Open vhoogelander opened 1 year ago
Hi @vhoogelander thanks for opening this issue. Can you include the full error messages and provide details about the machine on which you're running these notebooks?
Hi Peter, I am running the notebooks on vhoogeland2@host-192-168-0-55 (this is the machine name right?). For the first problem, I don't get any error in the NB itself, it just keeps running.
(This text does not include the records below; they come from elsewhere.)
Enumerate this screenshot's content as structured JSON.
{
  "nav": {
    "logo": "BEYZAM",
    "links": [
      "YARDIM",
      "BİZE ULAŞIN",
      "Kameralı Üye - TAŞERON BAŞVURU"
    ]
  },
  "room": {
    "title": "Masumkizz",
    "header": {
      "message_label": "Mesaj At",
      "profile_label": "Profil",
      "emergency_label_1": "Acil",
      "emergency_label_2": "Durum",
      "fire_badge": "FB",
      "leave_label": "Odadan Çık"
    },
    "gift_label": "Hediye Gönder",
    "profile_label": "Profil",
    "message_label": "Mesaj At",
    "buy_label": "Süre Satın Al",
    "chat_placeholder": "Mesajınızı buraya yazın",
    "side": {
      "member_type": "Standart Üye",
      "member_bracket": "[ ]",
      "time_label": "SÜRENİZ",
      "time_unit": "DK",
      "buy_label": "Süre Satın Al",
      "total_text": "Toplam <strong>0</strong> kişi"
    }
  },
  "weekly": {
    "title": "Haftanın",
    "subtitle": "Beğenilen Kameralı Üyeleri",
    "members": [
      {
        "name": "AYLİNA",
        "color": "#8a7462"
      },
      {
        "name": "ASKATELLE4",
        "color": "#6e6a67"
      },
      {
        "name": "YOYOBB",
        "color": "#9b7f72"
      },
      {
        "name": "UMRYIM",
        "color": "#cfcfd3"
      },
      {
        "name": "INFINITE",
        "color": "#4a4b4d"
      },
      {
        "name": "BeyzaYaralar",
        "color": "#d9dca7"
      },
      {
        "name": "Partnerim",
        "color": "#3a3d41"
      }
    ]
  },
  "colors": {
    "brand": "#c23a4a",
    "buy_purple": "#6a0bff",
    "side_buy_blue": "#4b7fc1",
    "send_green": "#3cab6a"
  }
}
These are the full error messages of the 2nd problem: NB2:
Error Traceback (most recent call last)
Cell In[8], line 1
----> 1 cfg_file, cfg_dir = model.setup(end_time=experiment_end_date)
2 print(cfg_file)
3 print(cfg_dir)
File /opt/conda/envs/ewatercycle/lib/python3.10/site-packages/ewatercycle/models/wflow.py:113, in Wflow.setup(self, cfg_dir, **kwargs)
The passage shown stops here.